Cuando regresaron a Casa Esmeralda, informó a Bettina de que tendrían un invitado en casa y le indicó que dispusiera para él una de las habitaciones. Como deseaba hacer que Elizabeth se encontrara cómoda y con alguna sorpresa extraordinaria —¡qué cambio para ella en comparación con las tiendas de campaña y las comidas de acampada!— decidió viajar hasta Banning y comprar allí algo especial para el que sería su dormitorio.
Cuando Elizabeth se bajó del tren, tras dar una propina al maletero por su ayuda, tuvo que llevarse los dedos a los labios para reprimir una risita. No se había reído tanto desde que era niña. Porque se sentía una niña. El amor de Faraday le había devuelto su juventud.
Había anticipado su llegada para darle una sorpresa. La profesora y científica que había en ella jamás se hubiera presentado a una cita antes de la fecha convenida. Pero la mujer locamente enamorada no podía esperar otros siete días. Y, además, quería sorprenderlo como él la había sorprendido a ella con su particular Egipto.

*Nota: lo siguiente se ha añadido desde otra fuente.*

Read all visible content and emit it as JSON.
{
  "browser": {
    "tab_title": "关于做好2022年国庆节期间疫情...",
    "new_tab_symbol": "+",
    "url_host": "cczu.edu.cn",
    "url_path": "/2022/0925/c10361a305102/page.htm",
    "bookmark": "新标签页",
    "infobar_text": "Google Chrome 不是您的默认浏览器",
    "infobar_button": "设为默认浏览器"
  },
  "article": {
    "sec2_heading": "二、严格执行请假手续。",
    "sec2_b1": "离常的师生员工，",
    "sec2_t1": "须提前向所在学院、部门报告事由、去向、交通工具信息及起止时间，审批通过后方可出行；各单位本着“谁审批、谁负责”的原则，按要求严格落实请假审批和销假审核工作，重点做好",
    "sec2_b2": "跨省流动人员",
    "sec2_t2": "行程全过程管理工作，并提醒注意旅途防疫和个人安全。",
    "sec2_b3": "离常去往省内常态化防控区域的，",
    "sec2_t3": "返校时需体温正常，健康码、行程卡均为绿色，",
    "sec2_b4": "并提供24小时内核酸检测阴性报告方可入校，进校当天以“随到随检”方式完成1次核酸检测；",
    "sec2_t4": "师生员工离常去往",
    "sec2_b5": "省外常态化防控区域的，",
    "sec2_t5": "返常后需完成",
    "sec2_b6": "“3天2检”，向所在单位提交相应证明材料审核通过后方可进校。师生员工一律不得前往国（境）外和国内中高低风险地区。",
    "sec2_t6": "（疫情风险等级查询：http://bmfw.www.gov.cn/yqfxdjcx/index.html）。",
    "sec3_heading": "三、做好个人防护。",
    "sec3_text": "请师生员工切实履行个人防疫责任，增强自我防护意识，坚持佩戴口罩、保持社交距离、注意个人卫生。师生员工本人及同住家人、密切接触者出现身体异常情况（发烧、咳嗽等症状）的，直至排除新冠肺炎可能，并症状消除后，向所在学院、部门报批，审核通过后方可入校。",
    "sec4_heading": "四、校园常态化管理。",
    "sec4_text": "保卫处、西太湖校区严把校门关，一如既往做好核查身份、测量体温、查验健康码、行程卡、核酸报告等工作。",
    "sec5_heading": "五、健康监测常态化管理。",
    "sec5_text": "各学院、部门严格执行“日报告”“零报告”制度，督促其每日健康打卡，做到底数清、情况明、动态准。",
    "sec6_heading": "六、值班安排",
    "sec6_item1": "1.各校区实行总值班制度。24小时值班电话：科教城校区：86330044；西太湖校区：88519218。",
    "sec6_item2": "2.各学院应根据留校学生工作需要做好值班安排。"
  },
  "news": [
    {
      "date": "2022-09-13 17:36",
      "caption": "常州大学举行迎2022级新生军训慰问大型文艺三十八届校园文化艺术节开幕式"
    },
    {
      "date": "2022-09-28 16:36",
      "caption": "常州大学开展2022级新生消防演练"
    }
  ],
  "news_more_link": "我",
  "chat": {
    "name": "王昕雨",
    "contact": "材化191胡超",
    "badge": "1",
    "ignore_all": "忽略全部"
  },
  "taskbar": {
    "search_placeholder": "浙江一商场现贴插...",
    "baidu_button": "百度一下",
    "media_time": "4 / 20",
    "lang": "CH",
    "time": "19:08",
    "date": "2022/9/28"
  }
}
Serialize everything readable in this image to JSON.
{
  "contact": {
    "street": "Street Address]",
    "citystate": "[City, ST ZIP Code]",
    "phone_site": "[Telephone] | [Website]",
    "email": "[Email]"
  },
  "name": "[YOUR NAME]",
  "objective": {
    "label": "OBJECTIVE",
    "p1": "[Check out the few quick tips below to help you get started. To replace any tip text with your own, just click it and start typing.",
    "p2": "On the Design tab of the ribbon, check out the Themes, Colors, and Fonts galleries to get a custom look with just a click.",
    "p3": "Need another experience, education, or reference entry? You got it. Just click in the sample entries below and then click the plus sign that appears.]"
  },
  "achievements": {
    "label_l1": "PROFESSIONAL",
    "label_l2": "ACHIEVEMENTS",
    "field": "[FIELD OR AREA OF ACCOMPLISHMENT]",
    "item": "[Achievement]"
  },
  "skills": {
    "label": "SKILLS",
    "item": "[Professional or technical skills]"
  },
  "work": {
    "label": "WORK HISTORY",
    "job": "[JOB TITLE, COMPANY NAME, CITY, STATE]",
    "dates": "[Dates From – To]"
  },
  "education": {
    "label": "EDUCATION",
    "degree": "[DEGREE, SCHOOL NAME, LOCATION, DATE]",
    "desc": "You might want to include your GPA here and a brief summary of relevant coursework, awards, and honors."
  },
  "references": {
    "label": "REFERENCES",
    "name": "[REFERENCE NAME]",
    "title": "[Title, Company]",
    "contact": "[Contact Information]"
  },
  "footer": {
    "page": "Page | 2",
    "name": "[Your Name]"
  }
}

Mientras un taxi la llevaba por el solitario camino, viendo las palmeras y las dunas de arena, las montañas coronadas de nieve y el cielo profundamente azul, pensaba que jamás se había sentido tan viva, tan inmensamente dichosa. Cerró los ojos y se representó a su atractivo Faraday, un hombre que la hacía pensar en don Quijote, con su búsqueda idealista, su timidez social, con aquellas debilidades que la enamoraban. Pero que no mostraba ninguna torpeza ni debilidad en la forma como sabía amarla. Y, por eso, el pensamiento de abrazarlo, de sentir su boca contra la de ella, apremiaba su corazón y la inspiraba el deseo de decirle al taxista que pisara a fondo el acelerador, que corriera, corriera, corriera.
Casa Esmeralda, cuando se mostró ante sus ojos, era todo lo que Faraday le había dicho que era: exótica, lujosa, aislada. Pasarían días y noches encerrados tras aquellos altos muros, en una intimidad apasionada. Él le había pedido que se casaran. Elizabeth iba decidida a aceptar.
La doncella de flamante uniforme que acudió a recibirla no la sorprendió en absoluto: formaba parte de la elegancia de la casa. Pero mientras Elizabeth la seguía por el piso embaldosado, y sus pasos se unían al susurro de un surtidor en el patio y al rumor de los ventiladores del techo que giraban perezosamente, la llamó la atención encontrar todo tan perfecta e impecablemente dispuesto. Había imaginado que en la casa de Faraday reinaría algún desaliño, como en el hombre mismo.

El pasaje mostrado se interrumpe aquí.